Man twice found guilty of same murder has second conviction quashed

A man twice found guilty of a woman’s murder almost 30 years ago has had his conviction quashed for a second time at the Court of Appeal.

Justin Plummer was jailed in 1998 after a jury found he had fatally attacked Janice Cartwright-Gilbert at the building site of her future home near Wilden in Bedfordshire the previous year.

Ms Cartwright-Gilbert, who was 38, was stabbed with a knife and scissors before her body was set alight in a caravan next to the building site.

Plummer, who was 24 at the time of Ms Cartwright-Gilbert’s death, had his first murder conviction quashed by the Court of Appeal in 2021 but was convicted again following a retrial at Aylesbury Crown Court in 2023 and sentenced to life with a minimum term of 16 years.

His barristers challenged his second conviction at the Court of Appeal earlier this month, claiming that the trial judge was wrong to allow hearsay evidence to be presented to the jury from a police informant, Christopher Dunne.

Dunne had shared a cell with Plummer before his first conviction and claimed he had confessed to the murder, but the "cell confession" was not used in the first trial, and Dunne died in 1999.

The Crown Prosecution Service (CPS) opposed the appeal, with its barristers stating that "there remains a substantial case" against Plummer.

In a ruling on Wednesday, three senior judges quashed Plummer’s second conviction, stating that Dunne’s claims "should have been withdrawn from the jury."

Lord Justice Edis, sitting with Mrs Justice McGowan and Judge Nigel Lickley KC, said: "Dunne was a criminal and paid police informant who was in the habit of passing information to the police about other criminals for his own benefit."

He continued: "The circumstances of the suggested confession to murder and the reliability of the informant are such as to raise concerns about it."

He added: "He gave no detail of the murder which could support its reliability."
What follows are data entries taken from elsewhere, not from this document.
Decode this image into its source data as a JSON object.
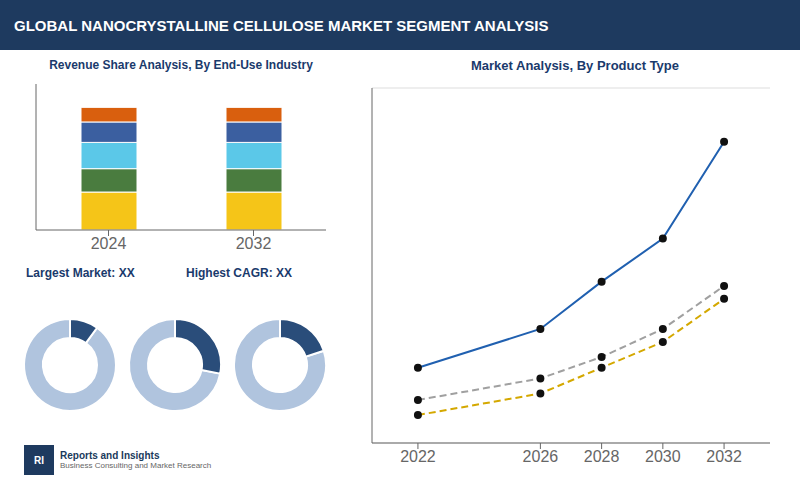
{
  "title": "GLOBAL NANOCRYSTALLINE CELLULOSE MARKET SEGMENT ANALYSIS",
  "annotations": [
    "RI",
    "Reports and Insights",
    "Business Consulting and Market Research"
  ],
  "chart_data": [
    {
      "type": "bar",
      "title": "Revenue Share Analysis, By End-Use Industry",
      "categories": [
        "2024",
        "2032"
      ],
      "series": [
        {
          "color": "#f5c518",
          "values": [
            26,
            26
          ]
        },
        {
          "color": "#4a7c3f",
          "values": [
            16,
            16
          ]
        },
        {
          "color": "#5bc8e8",
          "values": [
            18,
            18
          ]
        },
        {
          "color": "#3b5fa0",
          "values": [
            14,
            14
          ]
        },
        {
          "color": "#d95f0e",
          "values": [
            10,
            10
          ]
        }
      ],
      "stacked": true,
      "ylim": [
        0,
        100
      ],
      "tick_labels": "x",
      "annotations": [
        "Largest Market: XX",
        "Highest CAGR: XX"
      ]
    },
    {
      "type": "pie",
      "values": [
        0.9,
        0.1
      ],
      "colors": [
        "#b0c4de",
        "#2a4d7a"
      ]
    },
    {
      "type": "pie",
      "values": [
        0.72,
        0.28
      ],
      "colors": [
        "#b0c4de",
        "#2a4d7a"
      ]
    },
    {
      "type": "pie",
      "values": [
        0.8,
        0.2
      ],
      "colors": [
        "#b0c4de",
        "#2a4d7a"
      ]
    },
    {
      "type": "line",
      "title": "Market Analysis, By Product Type",
      "x": [
        2022,
        2026,
        2028,
        2030,
        2032
      ],
      "series": [
        {
          "color": "#2060b0",
          "values": [
            4.0,
            5.8,
            8.0,
            10.0,
            14.5
          ],
          "line_style": "solid",
          "marker": "circle"
        },
        {
          "color": "#a0a0a0",
          "values": [
            2.5,
            3.5,
            4.5,
            5.8,
            7.8
          ],
          "line_style": "dashed",
          "marker": "circle"
        },
        {
          "color": "#d4a800",
          "values": [
            1.8,
            2.8,
            4.0,
            5.2,
            7.2
          ],
          "line_style": "dashed",
          "marker": "circle"
        }
      ],
      "xlim": [
        2020.5,
        2033.5
      ],
      "xticks": [
        2022,
        2026,
        2028,
        2030,
        2032
      ],
      "ylim": [
        0.5,
        17
      ],
      "yticks": [
        2.5,
        5,
        7.5,
        10,
        12.5,
        15
      ],
      "grid": true,
      "tick_labels": "x"
    }
  ]
}
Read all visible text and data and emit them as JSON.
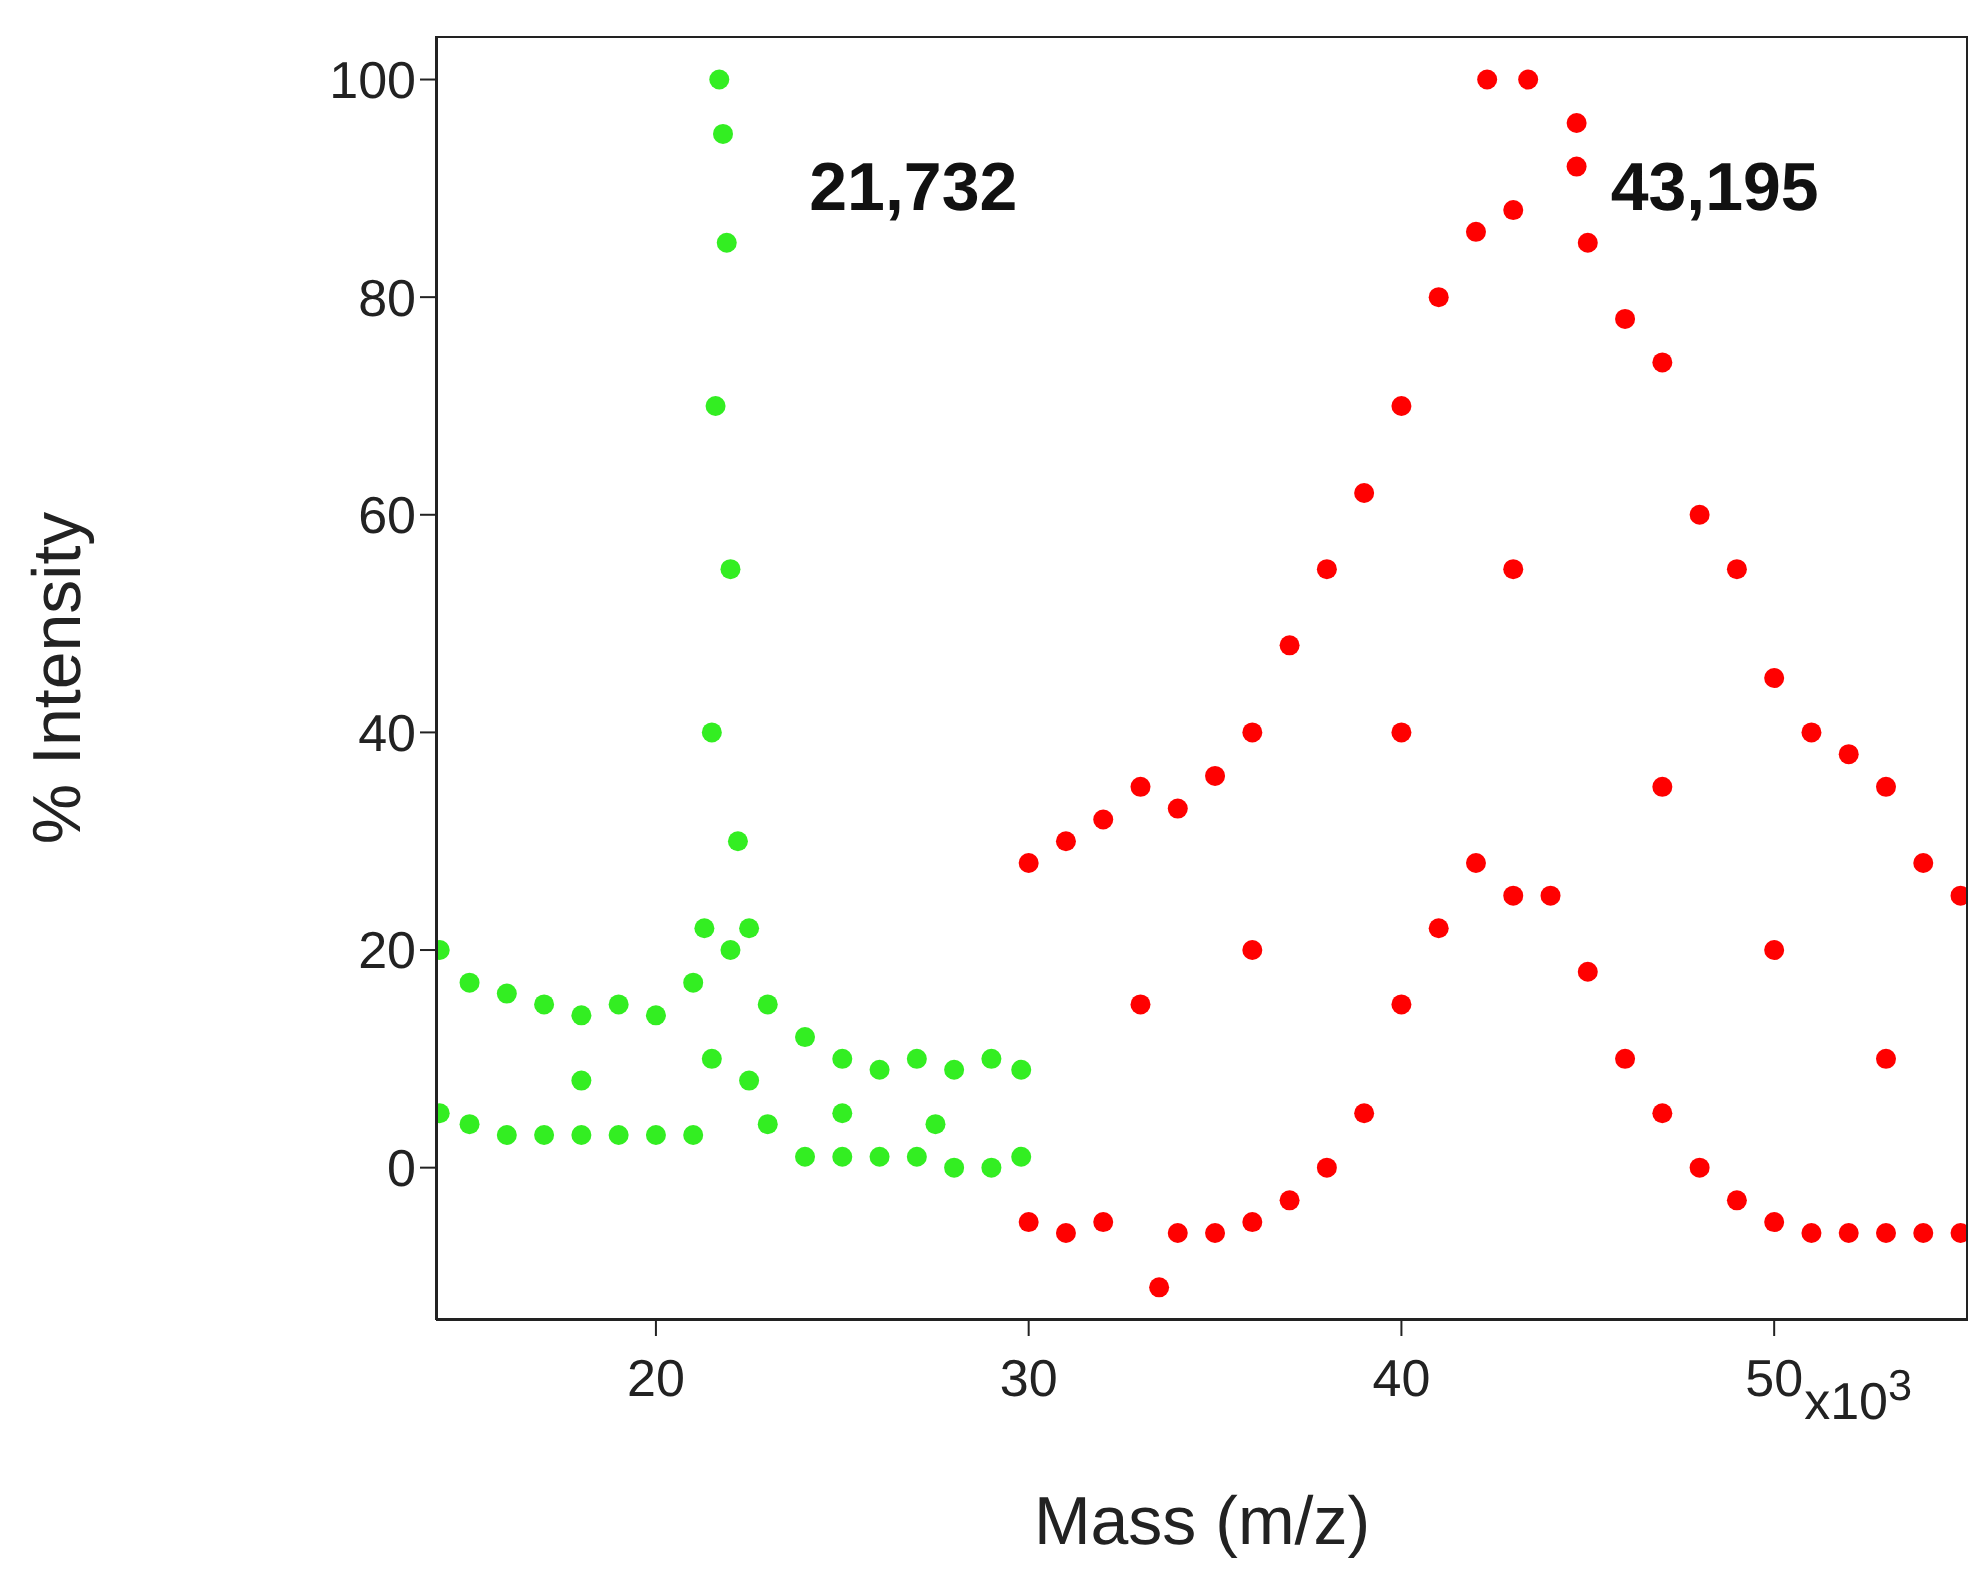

Ms Cartwright-Gilbert suffered a broken nose when she was fatally attacked before being stamped on, stabbed in the heart, lungs and neck and then set on fire, with her two dogs also killed in the blaze.

After being found guilty of murder at St Albans Crown Court in December 1998, Plummer lost an appeal in 1999 but had his conviction quashed in 2021 after it was referred to the Court of Appeal by the Criminal Cases Review Commission due to concerns over expert evidence.

He was then found guilty of murder again two years later, after prosecutors told a jury that Plummer had killed Ms Cartwright-Gilbert in a burglary gone wrong, and used Dunne’s evidence of the alleged confession.

Plummer admitted to burglary, but denied murder and that he had ever given a confession.

At a hearing on July 15, Katy Thorne KC, for Plummer, said that Dunne’s evidence "should never have been admitted" and that the trial judge "failed to properly consider" that the evidence had "inherent potential unreliability."

She also said that records indicated that a payment had been made to Dunne at the time he provided evidence to the police, but "there has never been any explanation given by anyone" for what it was for.

In a 48-page ruling, Lord Justice Edis said that Dunne and Plummer shared a cell together for around three weeks in June 1997, before Plummer’s first conviction.

Dunne, who had been an informant since 1996, did not ask to speak to police about the alleged confession until August 1997, and gave a differing account that December.

He said that there were "discrepancies and matters that cannot in fact be correct" in Dunne’s accounts, which also did not provide "any account of the killing."

The judge also said that while Dunne’s evidence was "decisive" at trial, it was "unconvincing."

He continued that the retrial "should have been stopped" after the jury had heard the evidence, and that the judge’s "failure to do that clearly therefore renders the conviction unsafe."

Following the ruling, a CPS spokesperson said: "Today, our thoughts remain with the family and loved ones of Janice Cartwright-Gilbert, who lost her life in 1997 to a terrible crime.

"In both the original trial and retrial, the CPS prosecution assessed the evidence fairly and independently and were satisfied it showed a realistic prospect of conviction.

"Having carefully considered the judgement, it is not possible for the prosecution to seek a further retrial as the remaining evidence, without the cell confession, would not provide a realistic prospect of conviction."